Well, after a three-year hiatus here I am again. My mom’s death three years ago last February deeply impacted me in ways that have surprised and dismayed me. For a very long time food simply didn’t taste that good. I could go on about trying to find joy again, and the insatiable hunger that grief leaves. It’s a textbook case of trying to fill the void with food and drink, and yet never finding the deep satisfaction that was once there.
But this is not a site about grief, or despair, or loneliness. It’s about love, and giving, and community.

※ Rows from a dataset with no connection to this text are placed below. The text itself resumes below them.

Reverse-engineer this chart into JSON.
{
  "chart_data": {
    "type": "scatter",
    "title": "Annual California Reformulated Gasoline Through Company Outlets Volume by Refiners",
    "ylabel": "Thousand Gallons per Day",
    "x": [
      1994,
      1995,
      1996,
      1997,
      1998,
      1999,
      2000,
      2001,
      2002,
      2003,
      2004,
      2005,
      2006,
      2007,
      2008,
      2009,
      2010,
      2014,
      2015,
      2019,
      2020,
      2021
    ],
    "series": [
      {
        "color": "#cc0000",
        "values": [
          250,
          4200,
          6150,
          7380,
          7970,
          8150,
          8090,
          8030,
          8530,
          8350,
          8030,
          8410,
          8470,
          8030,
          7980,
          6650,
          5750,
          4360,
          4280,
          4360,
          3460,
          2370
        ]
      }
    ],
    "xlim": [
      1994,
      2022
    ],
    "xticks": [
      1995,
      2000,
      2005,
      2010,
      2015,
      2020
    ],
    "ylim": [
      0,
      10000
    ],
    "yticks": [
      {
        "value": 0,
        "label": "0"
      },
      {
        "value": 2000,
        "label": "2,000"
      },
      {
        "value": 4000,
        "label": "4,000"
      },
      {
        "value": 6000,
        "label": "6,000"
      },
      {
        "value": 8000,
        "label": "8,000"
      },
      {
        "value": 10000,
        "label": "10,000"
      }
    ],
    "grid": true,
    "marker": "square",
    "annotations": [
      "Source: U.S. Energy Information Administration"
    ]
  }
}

So, here I am again. Thinking about cooking. Not the everyday cooking that, frankly, is often simple drudgery. I’m talking about pouring over cookbooks for inspiration, and learning about regional foods, and experiencing the connection with people over eating together.
I have started to consider rekindling some aspects of Tavolavila. For one, I’ve become interested in teaching children about food — about the science, the sense of self-reliance (everyone really should be able to prepare some fundamental meals for themselves that do not require a microwave), and the notion of eating with others (good-bye the sad desk salad at work).
Plus, I am looking to build an outdoor kitchen at my mom’s house, which opens a lot of possibilities for Tavolavila dinners there.
It’s going to be slow. I’m not sure what will happen to this site and what it’s new direction will be. Just know that I’m here again.